Join us tonight, Saturday, November 15 at 7 p.m. to celebrate the fall issue of the Montreal Review of Books!
Expect readings by Bill Brownstein, who helped finish John Dunning's You're Not Dead Until You're Forgotten (MQUP); Daniel Levitin, author of The Organized Mind (Allen Lane); and Kim Thùy, author of Mãn, which was recently translated into English from the original French. Books will be available for sale and signing! Refreshments, too!
Much to his chagrin, John Dunning was born into the movie business. But
once he came to accept his career fate, he developed a great passion for
making movies, and ultimately became Canada's pre-eminent B-movie
producer, with a knack for developing young talent.
In You’re Not
Dead until You’re Forgotten, Dunning, in forthright and charming
fashion, recounts his rough-and-tumble upbringing in the Montreal suburb
of Verdun in the 1930s, his modest start in the film industry behind
the candy counter of his family's movie theatre, and later, his ventures
into film distribution and production. In the 1960s Dunning, along with
financial wizard André Link, founded Cinepix, which eventually merged
into the Lionsgate Entertainment film colossus. Specializing in such
exploitation genres as raucous comedy, groundbreaking Québécois "maple
syrup porn" and horror films, Cinepix churned out cult classics like
Valérie, Shivers, Ilsa: She Wolf of the SS, and Meatballs. Dunning's
detailed recollections of making these movies provide a rare, candid,
and witty take on how the film industry really works. Driven to succeed
in the face of arbitrary censors, parochial Canadian critics, and
controlling government funding agencies, Dunning and Link developed a
formula for producing controversial, moneymaking movies, and helped
launch the careers of such luminaries-to-be as David Cronenberg, Ivan
Reitman, and Don Carmody.
The information age is drowning us in an unprecedented deluge of
data. At the same time, we’re expected to make more—and faster—decisions
about our lives than ever before. No wonder, then, that the average
person reports frequently losing car keys or reading glasses, missing
appointments, and feeling worn out by the effort required just to keep
up.
But somehow some people become quite accomplished at managing information flow. In The Organized Mind,
Daniel J. Levitin, Ph.D., uses the latest brain science to demonstrate
how those people excel—and how readers can use these methods to regain a
sense of mastery over the way they organize their homes,
workplaces, and lives.
With lively, entertaining chapters on
everything from the kitchen junk drawer to health care to gambling in
Las Vegas, Levitin reveals how new research into the cognitive
neuroscience of attention and memory can be applied to daily life.

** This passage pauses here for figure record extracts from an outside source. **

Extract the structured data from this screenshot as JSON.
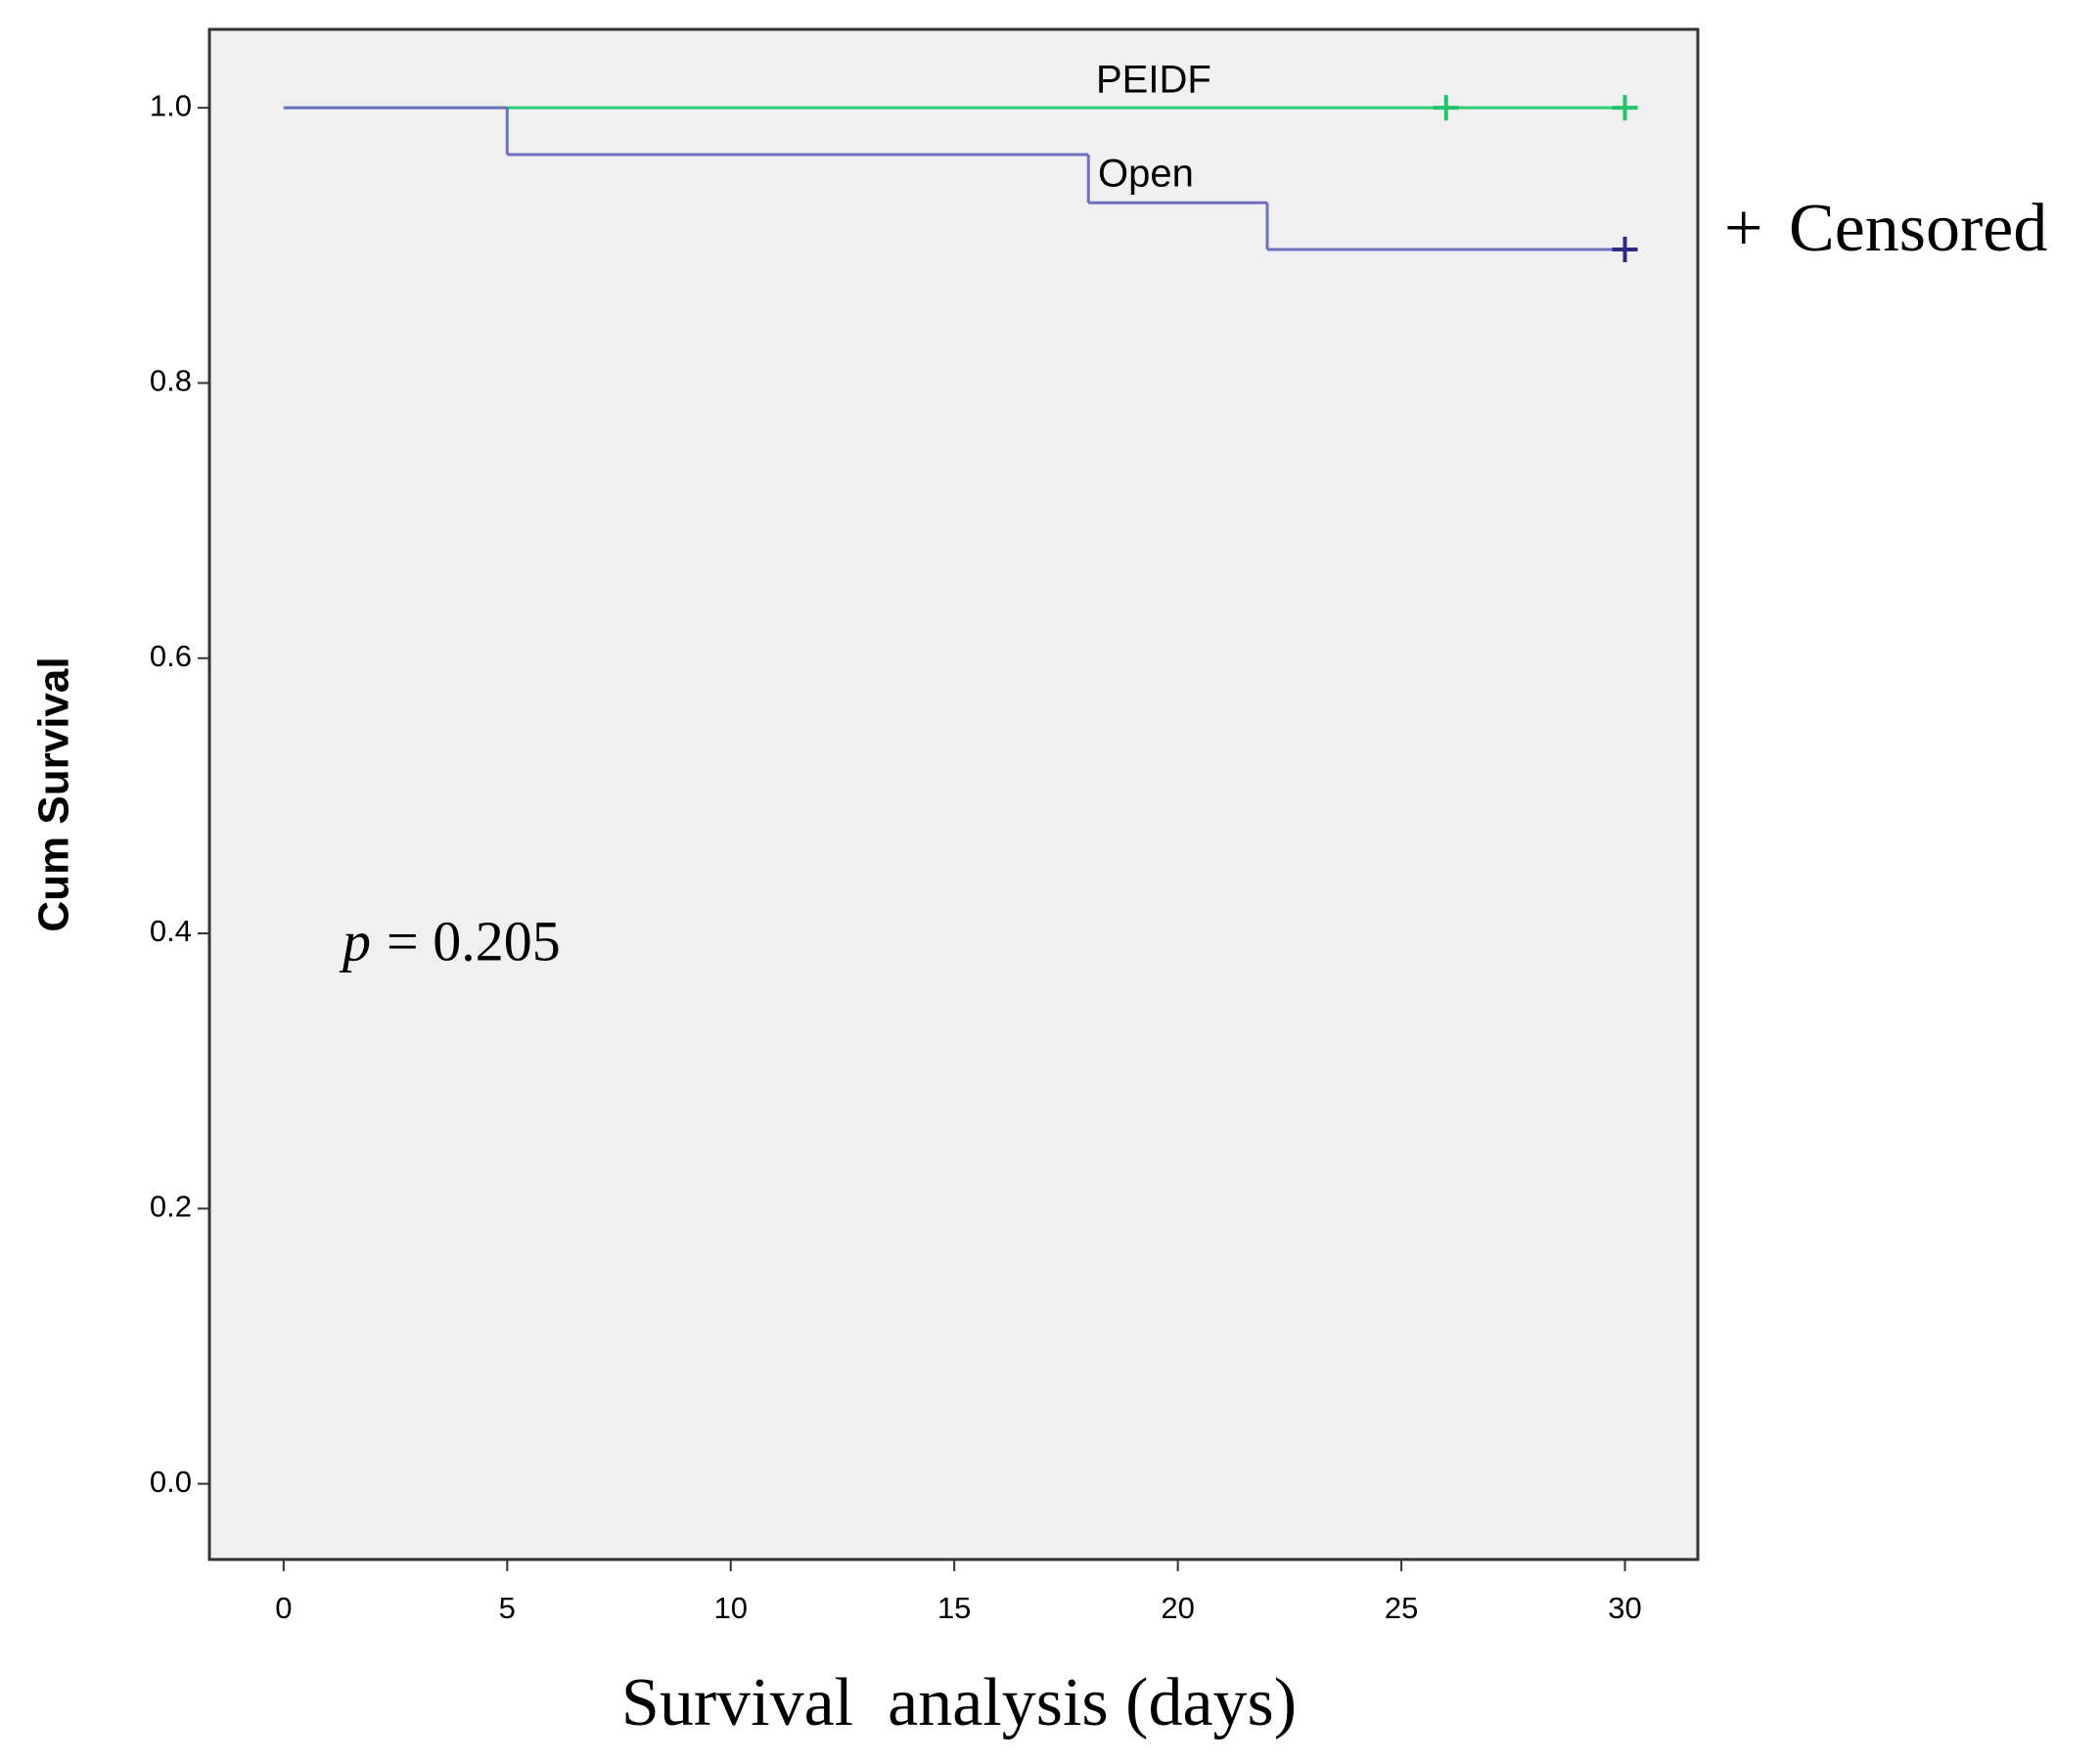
{
  "chart_data": {
    "type": "step",
    "y_label": "Cum Survival",
    "x_label": "Survival  analysis (days)",
    "legend": {
      "symbol": "+",
      "text": "Censored"
    },
    "annotation": {
      "symbol": "p",
      "text": "= 0.205"
    },
    "xlim": [
      -1.66,
      31.63
    ],
    "ylim": [
      -0.055,
      1.057
    ],
    "xticks": [
      0,
      5,
      10,
      15,
      20,
      25,
      30
    ],
    "yticks": [
      {
        "value": 0,
        "label": "0.0"
      },
      {
        "value": 0.2,
        "label": "0.2"
      },
      {
        "value": 0.4,
        "label": "0.4"
      },
      {
        "value": 0.6,
        "label": "0.6"
      },
      {
        "value": 0.8,
        "label": "0.8"
      },
      {
        "value": 1,
        "label": "1.0"
      }
    ],
    "series": [
      {
        "name": "PEIDF",
        "color": "#2fcf78",
        "censor_color": "#22c46a",
        "x": [
          0,
          30
        ],
        "values": [
          1,
          1
        ],
        "censored_x": [
          26,
          30
        ],
        "censored_values": [
          1,
          1
        ]
      },
      {
        "name": "Open",
        "color": "#7070c0",
        "censor_color": "#2a2a85",
        "x": [
          0,
          5,
          18,
          22,
          30
        ],
        "values": [
          1,
          0.966,
          0.931,
          0.897,
          0.897
        ],
        "censored_x": [
          30
        ],
        "censored_values": [
          0.897
        ]
      }
    ]
  }
}
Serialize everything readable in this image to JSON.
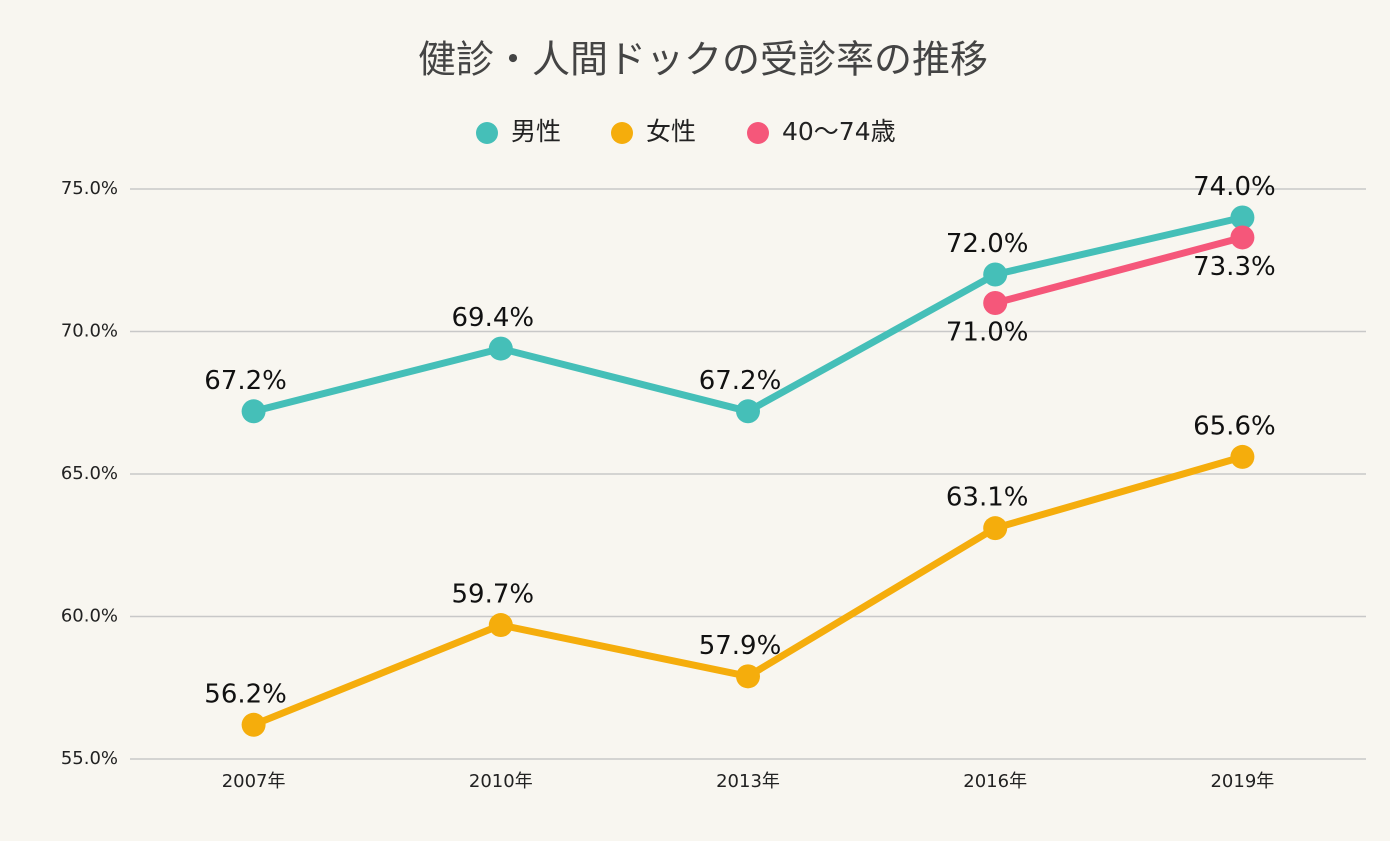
{
  "chart_data": {
    "type": "line",
    "title": "健診・人間ドックの受診率の推移",
    "categories": [
      "2007年",
      "2010年",
      "2013年",
      "2016年",
      "2019年"
    ],
    "series": [
      {
        "name": "男性",
        "color": "#45bfb8",
        "values": [
          67.2,
          69.4,
          67.2,
          72.0,
          74.0
        ],
        "value_labels": [
          "67.2%",
          "69.4%",
          "67.2%",
          "72.0%",
          "74.0%"
        ]
      },
      {
        "name": "女性",
        "color": "#f5ad0c",
        "values": [
          56.2,
          59.7,
          57.9,
          63.1,
          65.6
        ],
        "value_labels": [
          "56.2%",
          "59.7%",
          "57.9%",
          "63.1%",
          "65.6%"
        ]
      },
      {
        "name": "40〜74歳",
        "color": "#f5577a",
        "values": [
          null,
          null,
          null,
          71.0,
          73.3
        ],
        "value_labels": [
          null,
          null,
          null,
          "71.0%",
          "73.3%"
        ]
      }
    ],
    "ylim": [
      55,
      76
    ],
    "yticks": [
      {
        "value": 55,
        "label": "55.0%"
      },
      {
        "value": 60,
        "label": "60.0%"
      },
      {
        "value": 65,
        "label": "65.0%"
      },
      {
        "value": 70,
        "label": "70.0%"
      },
      {
        "value": 75,
        "label": "75.0%"
      }
    ],
    "grid": true,
    "legend": "top"
  }
}
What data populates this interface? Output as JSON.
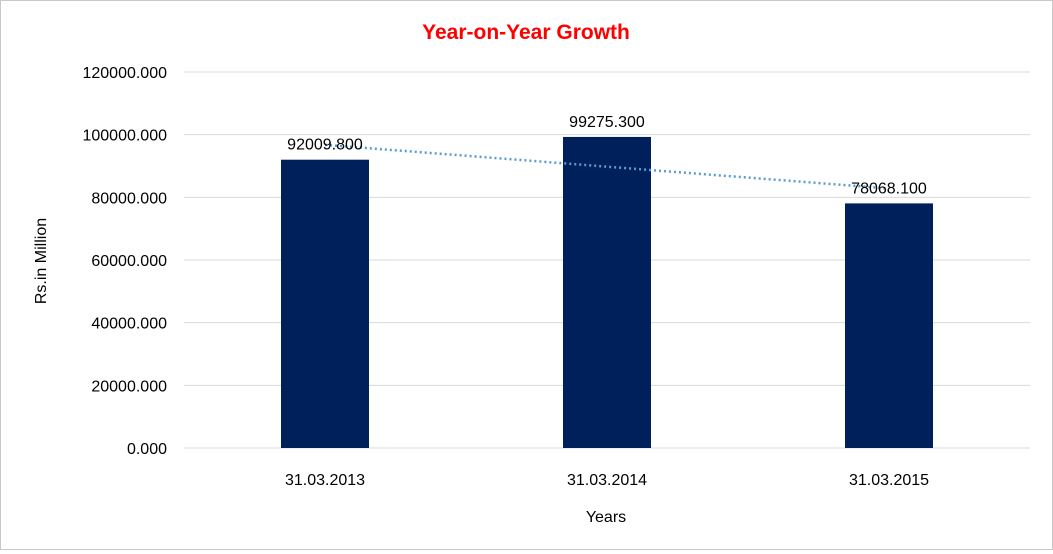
{
  "chart_data": {
    "type": "bar",
    "title": "Year-on-Year Growth",
    "xlabel": "Years",
    "ylabel": "Rs.in Million",
    "categories": [
      "31.03.2013",
      "31.03.2014",
      "31.03.2015"
    ],
    "values": [
      92009.8,
      99275.3,
      78068.1
    ],
    "data_labels": [
      "92009.800",
      "99275.300",
      "78068.100"
    ],
    "ylim": [
      0,
      120000
    ],
    "yticks": [
      0,
      20000,
      40000,
      60000,
      80000,
      100000,
      120000
    ],
    "ytick_labels": [
      "0.000",
      "20000.000",
      "40000.000",
      "60000.000",
      "80000.000",
      "100000.000",
      "120000.000"
    ],
    "trendline": {
      "type": "linear",
      "style": "dotted"
    },
    "grid": "horizontal",
    "legend": "none",
    "colors": {
      "bar": "#00205b",
      "title": "#ff0000",
      "trendline": "#5b9bd5",
      "grid": "#d9d9d9"
    }
  }
}
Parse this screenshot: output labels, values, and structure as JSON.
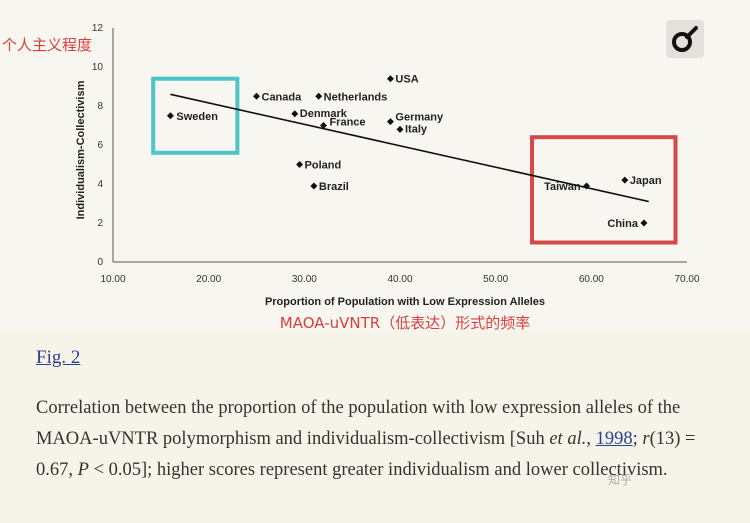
{
  "annotations": {
    "y_cn": "个人主义程度",
    "x_cn": "MAOA-uVNTR（低表达）形式的频率",
    "highlight_left_color": "#4cc5c6",
    "highlight_right_color": "#d54a48"
  },
  "figure": {
    "label": "Fig. 2",
    "caption": {
      "part1": "Correlation between the proportion of the population with low expression alleles of the MAOA-uVNTR polymorphism and individualism-collectivism [Suh ",
      "etal": "et al.",
      "comma": ", ",
      "year": "1998",
      "semi": "; ",
      "r": "r",
      "part2": "(13) = 0.67, ",
      "p": "P",
      "part3": " < 0.05]; higher scores represent greater individualism and lower collectivism."
    }
  },
  "watermark": "知乎",
  "chart_data": {
    "type": "scatter",
    "xlabel": "Proportion of Population with Low Expression Alleles",
    "ylabel": "Individualism-Collectivism",
    "xlim": [
      10,
      70
    ],
    "ylim": [
      0,
      12
    ],
    "xticks": [
      "10.00",
      "20.00",
      "30.00",
      "40.00",
      "50.00",
      "60.00",
      "70.00"
    ],
    "yticks": [
      "0",
      "2",
      "4",
      "6",
      "8",
      "10",
      "12"
    ],
    "grid": false,
    "points": [
      {
        "name": "Sweden",
        "x": 16.0,
        "y": 7.5
      },
      {
        "name": "Canada",
        "x": 25.0,
        "y": 8.5
      },
      {
        "name": "Netherlands",
        "x": 31.5,
        "y": 8.5
      },
      {
        "name": "USA",
        "x": 39.0,
        "y": 9.4
      },
      {
        "name": "Denmark",
        "x": 29.0,
        "y": 7.6
      },
      {
        "name": "France",
        "x": 32.0,
        "y": 7.0
      },
      {
        "name": "Germany",
        "x": 39.0,
        "y": 7.2
      },
      {
        "name": "Italy",
        "x": 40.0,
        "y": 6.8
      },
      {
        "name": "Poland",
        "x": 29.5,
        "y": 5.0
      },
      {
        "name": "Brazil",
        "x": 31.0,
        "y": 3.9
      },
      {
        "name": "Japan",
        "x": 63.5,
        "y": 4.2
      },
      {
        "name": "Taiwan",
        "x": 59.5,
        "y": 3.9
      },
      {
        "name": "China",
        "x": 65.5,
        "y": 2.0
      }
    ],
    "trendline": {
      "x": [
        16,
        66
      ],
      "y": [
        8.6,
        3.1
      ]
    }
  }
}
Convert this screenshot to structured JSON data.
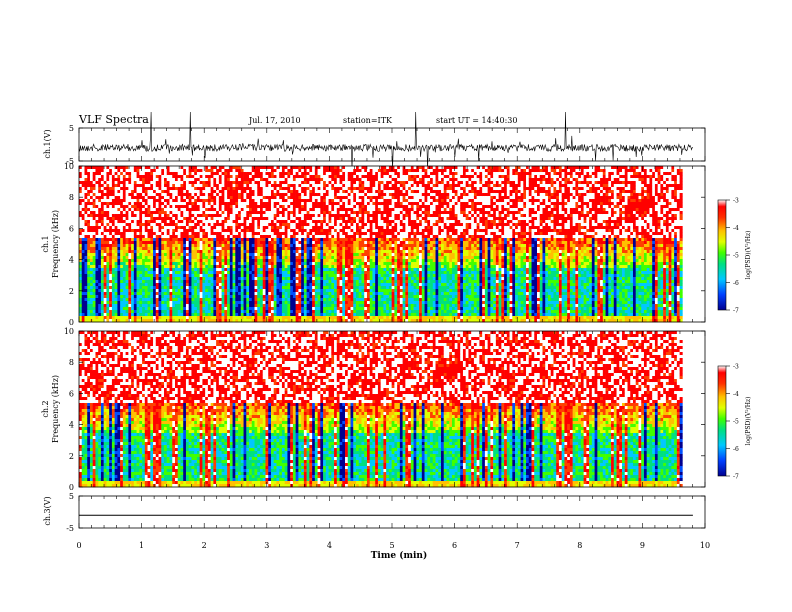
{
  "header": {
    "title": "VLF Spectra",
    "date": "Jul. 17, 2010",
    "station": "station=ITK",
    "start": "start UT = 14:40:30"
  },
  "chart_data": [
    {
      "type": "line",
      "panel": "ch1-waveform",
      "ylabel": "ch.1(V)",
      "ylim": [
        -5,
        5
      ],
      "yticks": [
        "5",
        "-5"
      ],
      "xlim": [
        0,
        10
      ],
      "signal": "noisy waveform near -1 V with frequent impulsive spikes",
      "baseline": -1
    },
    {
      "type": "heatmap",
      "panel": "ch1-spectrogram",
      "ylabel_top": "ch.1",
      "ylabel": "Frequency (kHz)",
      "ylim": [
        0,
        10
      ],
      "yticks": [
        "0",
        "2",
        "4",
        "6",
        "8",
        "10"
      ],
      "xlim": [
        0,
        9.83
      ],
      "colorbar": {
        "label": "log(PSD)(V²/Hz)",
        "range": [
          -7,
          -3
        ],
        "ticks": [
          "-3",
          "-4",
          "-5",
          "-6",
          "-7"
        ]
      }
    },
    {
      "type": "heatmap",
      "panel": "ch2-spectrogram",
      "ylabel_top": "ch.2",
      "ylabel": "Frequency (kHz)",
      "ylim": [
        0,
        10
      ],
      "yticks": [
        "0",
        "2",
        "4",
        "6",
        "8",
        "10"
      ],
      "xlim": [
        0,
        9.83
      ],
      "colorbar": {
        "label": "log(PSD)(V²/Hz)",
        "range": [
          -7,
          -3
        ],
        "ticks": [
          "-3",
          "-4",
          "-5",
          "-6",
          "-7"
        ]
      }
    },
    {
      "type": "line",
      "panel": "ch3-waveform",
      "ylabel": "ch.3(V)",
      "ylim": [
        -5,
        5
      ],
      "yticks": [
        "5",
        "-5"
      ],
      "xlim": [
        0,
        10
      ],
      "signal": "flat trace",
      "baseline": -1
    }
  ],
  "x_axis": {
    "label": "Time (min)",
    "range": [
      0,
      10
    ],
    "ticks": [
      "0",
      "1",
      "2",
      "3",
      "4",
      "5",
      "6",
      "7",
      "8",
      "9",
      "10"
    ]
  },
  "colors": {
    "colormap": [
      "#000090",
      "#0050ff",
      "#00c8ff",
      "#00e080",
      "#40ff00",
      "#e0ff00",
      "#ffc000",
      "#ff4000",
      "#ff0000",
      "#ffffff"
    ]
  }
}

His practical suggestions call for relatively minor changes that require
little effort but will have remarkable long-term benefits for mental
and physical health, productivity, and creativity.
Mãn has three mothers: the one who gives birth to her in wartime, the
nun who plucks her from a vegetable garden, and her beloved Maman, who
becomes a spy to survive. Seeking security for her grown daughter, Maman
finds Mãn a husband--a lonely Vietnamese restaurateur who lives in
Montreal.
Thrown into a new world, Mãn discovers her
natural talent as a chef. Gracefully she practices her art, with food as
her medium. She creates dishes that are much more than sustenance for
the body: they evoke memory and emotion, time and place, and even bring
her customers to tears. Mãn is a mystery--her name
means "perfect fulfillment," yet she and her husband seem to drift
along, respectfully and dutifully. But when she encounters a married
chef in Paris, everything changes in the instant of a fleeting touch,
and Mãn discovers the all-encompassing obsession and ever-present
dangers of a love affair.
Full of indelible images of beauty, delicacy and quiet power, Mãn is a novel that begs to be savoured for its language, its sensuousness and its love of life.